Cooperative effects of energy functions and sparse restraints on a hypothetical protein. (A) the energy function has two comparable minima, lending itself the inability to tell decoy D1 from the native state N; (B) a scenario where decoy D1 violates some restraints and is thus penalized by the restraint score. However, as sparse restraints by themselves are insufficient to completely determine the protein’s structure, there exists decoys, such as D2, that satisfy the restraints as well as the native state N does; (C) Adding a restraint score to the energy function results in what’s called a pseudo-energy function which, in an ideal scenario, would be able to tell decoys apart from the native state; (D) the real free energy surface of the protein. A color version of this figure is available online (see color version of this figure at www.tandfonline.com/ibmg).

Figure 7.

Highlights of de novo structure prediction in CASP experiments.
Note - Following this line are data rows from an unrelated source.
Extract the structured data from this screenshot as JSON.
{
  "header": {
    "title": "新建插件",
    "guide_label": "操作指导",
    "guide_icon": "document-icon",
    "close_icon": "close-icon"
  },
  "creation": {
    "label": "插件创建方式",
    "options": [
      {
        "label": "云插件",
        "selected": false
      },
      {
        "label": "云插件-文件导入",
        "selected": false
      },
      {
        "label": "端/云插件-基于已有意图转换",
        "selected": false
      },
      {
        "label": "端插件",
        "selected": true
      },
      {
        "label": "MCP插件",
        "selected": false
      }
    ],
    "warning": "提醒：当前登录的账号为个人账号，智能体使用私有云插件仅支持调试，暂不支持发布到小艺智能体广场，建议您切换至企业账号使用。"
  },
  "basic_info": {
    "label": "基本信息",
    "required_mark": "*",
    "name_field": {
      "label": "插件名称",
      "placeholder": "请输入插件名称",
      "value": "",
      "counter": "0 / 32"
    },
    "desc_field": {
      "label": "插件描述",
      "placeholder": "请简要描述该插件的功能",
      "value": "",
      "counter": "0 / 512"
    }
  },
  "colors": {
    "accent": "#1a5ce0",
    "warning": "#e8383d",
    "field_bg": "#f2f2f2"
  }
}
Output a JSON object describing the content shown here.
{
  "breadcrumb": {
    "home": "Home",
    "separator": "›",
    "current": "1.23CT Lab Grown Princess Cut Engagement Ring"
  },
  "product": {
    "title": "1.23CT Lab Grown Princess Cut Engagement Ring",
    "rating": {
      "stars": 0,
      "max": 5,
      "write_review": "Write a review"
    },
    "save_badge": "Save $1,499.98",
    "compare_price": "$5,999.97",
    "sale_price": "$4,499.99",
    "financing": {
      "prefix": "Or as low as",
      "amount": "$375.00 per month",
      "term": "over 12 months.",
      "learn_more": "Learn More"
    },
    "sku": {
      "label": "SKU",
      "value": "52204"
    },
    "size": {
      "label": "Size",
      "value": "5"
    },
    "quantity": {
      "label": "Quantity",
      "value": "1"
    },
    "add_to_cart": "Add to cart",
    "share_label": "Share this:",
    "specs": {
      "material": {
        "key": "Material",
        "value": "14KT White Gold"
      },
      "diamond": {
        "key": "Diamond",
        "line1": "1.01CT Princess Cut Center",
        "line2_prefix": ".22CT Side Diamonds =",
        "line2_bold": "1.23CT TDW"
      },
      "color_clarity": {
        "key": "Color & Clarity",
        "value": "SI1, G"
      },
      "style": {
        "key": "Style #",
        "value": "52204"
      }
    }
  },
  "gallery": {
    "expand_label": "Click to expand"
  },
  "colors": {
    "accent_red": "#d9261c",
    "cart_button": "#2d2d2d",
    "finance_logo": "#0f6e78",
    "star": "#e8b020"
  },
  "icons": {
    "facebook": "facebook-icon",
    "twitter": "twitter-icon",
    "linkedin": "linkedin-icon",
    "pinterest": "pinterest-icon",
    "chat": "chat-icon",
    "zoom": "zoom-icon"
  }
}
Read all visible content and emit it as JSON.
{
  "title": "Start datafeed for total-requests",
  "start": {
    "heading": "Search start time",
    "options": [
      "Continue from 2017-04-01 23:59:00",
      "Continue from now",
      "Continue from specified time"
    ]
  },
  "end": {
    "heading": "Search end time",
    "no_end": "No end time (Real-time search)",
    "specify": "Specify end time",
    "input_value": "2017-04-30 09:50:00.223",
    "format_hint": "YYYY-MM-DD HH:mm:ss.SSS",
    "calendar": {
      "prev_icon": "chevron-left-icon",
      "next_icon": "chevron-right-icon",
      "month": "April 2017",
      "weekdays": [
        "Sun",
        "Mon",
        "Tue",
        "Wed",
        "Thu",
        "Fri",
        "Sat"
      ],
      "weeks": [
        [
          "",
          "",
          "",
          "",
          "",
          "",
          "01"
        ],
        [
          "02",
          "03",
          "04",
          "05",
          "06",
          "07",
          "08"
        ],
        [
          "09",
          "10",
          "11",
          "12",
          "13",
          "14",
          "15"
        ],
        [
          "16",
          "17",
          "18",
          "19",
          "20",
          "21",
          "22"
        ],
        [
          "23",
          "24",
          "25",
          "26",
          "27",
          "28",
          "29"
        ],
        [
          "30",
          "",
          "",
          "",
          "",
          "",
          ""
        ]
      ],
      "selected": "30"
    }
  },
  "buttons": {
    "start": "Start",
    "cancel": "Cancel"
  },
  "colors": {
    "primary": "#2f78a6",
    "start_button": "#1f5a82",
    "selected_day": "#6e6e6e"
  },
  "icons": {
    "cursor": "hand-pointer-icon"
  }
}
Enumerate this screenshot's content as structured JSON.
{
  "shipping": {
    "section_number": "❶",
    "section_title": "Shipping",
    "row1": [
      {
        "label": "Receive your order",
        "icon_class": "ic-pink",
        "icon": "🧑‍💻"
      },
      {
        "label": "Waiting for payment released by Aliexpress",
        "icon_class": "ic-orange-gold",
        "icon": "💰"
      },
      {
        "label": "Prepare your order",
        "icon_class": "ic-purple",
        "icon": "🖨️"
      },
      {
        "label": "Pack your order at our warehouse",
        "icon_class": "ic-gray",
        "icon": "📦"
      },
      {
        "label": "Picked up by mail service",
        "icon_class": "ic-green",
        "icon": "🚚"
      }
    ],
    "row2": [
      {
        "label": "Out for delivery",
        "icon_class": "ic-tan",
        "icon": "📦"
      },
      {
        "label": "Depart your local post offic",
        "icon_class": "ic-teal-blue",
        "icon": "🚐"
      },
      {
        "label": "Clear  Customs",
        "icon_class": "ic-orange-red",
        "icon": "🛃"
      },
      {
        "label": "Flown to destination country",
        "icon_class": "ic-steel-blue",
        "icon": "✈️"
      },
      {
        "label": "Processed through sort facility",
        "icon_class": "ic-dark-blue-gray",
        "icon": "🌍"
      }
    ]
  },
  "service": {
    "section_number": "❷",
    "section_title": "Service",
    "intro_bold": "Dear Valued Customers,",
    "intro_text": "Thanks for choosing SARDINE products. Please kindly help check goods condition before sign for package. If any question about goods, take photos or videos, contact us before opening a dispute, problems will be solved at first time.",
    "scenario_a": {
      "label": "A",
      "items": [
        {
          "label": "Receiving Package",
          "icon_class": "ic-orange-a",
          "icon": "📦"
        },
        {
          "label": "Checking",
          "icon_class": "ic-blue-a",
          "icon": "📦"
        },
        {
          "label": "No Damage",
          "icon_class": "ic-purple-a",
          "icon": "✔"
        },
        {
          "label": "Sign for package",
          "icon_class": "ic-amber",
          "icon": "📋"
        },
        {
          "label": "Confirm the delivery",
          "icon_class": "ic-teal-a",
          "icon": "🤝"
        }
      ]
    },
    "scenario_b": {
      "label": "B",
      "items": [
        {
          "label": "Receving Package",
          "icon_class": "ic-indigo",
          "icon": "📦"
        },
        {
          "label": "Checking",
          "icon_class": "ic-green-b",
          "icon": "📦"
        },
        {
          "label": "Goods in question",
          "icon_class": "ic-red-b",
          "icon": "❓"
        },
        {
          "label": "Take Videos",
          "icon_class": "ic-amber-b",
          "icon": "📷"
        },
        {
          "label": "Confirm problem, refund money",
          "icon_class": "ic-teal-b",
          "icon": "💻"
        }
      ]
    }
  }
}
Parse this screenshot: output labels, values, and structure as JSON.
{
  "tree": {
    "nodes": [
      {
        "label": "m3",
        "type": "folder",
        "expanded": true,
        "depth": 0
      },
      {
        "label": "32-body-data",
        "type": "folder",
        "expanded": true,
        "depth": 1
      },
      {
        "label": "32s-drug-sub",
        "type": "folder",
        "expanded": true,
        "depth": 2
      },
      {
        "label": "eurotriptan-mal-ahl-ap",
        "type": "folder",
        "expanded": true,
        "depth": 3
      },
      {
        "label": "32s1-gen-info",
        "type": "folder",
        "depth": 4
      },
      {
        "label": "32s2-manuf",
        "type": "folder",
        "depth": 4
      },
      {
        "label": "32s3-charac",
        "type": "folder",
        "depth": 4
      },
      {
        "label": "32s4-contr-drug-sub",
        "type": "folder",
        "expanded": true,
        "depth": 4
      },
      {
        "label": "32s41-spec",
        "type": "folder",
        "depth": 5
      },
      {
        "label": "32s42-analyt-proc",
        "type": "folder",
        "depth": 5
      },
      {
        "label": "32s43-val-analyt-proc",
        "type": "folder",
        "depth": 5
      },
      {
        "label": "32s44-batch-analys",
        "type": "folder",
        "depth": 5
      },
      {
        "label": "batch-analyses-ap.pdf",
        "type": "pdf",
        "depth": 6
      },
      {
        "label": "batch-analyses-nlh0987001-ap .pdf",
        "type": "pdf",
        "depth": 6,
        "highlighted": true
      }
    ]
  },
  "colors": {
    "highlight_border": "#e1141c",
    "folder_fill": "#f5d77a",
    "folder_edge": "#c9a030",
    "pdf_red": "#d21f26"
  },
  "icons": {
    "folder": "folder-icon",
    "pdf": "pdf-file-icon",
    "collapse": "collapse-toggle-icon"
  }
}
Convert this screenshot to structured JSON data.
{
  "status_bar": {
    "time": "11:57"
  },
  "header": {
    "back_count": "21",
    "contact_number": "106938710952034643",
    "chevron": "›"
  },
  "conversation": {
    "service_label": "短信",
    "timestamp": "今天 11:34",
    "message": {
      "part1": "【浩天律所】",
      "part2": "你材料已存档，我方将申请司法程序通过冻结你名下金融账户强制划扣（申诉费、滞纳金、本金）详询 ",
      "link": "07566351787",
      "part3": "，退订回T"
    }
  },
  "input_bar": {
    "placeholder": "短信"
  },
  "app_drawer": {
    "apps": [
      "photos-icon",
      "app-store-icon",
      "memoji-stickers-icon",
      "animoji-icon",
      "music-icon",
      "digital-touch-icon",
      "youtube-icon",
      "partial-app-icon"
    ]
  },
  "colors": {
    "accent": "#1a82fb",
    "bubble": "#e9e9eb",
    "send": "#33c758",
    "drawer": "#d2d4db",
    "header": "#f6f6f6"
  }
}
Predicted structure models (rainbow) are superimposed with the crystal structures (gray). (A) Rosetta-predicted structure model superimposed with a crystal structure (PDB code: 1whz) of CASP6 target T0281, hypothetical protein from Thermus thermophilus Hb8. This model is astonishingly close to the crystal structure, with a Cα-RMSD of 1.6 Å. (B) I-TASSER-predicted structure model superimposed with a crystal structure (PDB code: 4dkc) for the CASP10 ROLL target R0007, interleukin-34 protein from Homo sapiens. (C) Superposition of a QUARK-predicted structure model with a crystal structure (PDB code: 5tf3) of the CASP11 target T0837, hypothetical protein YPO2654 from Yersinia pestis. This model has a Cα-RMSD of 2.9 Å from the crystal structure. (D) Superposition of a BCL::Fold-predicted structure model with a solution NMR structure (PDB code: 2mq8) of CASP11 target T0769, a de novo designed protein LFR11 with ferredoxin fold. While this target is in the category template-based modeling, BCL::Fold assembled models for it without relying on any homologous templates. A color version of this figure is available online (see color version of this figure at www.tandfonline.com/ibmg).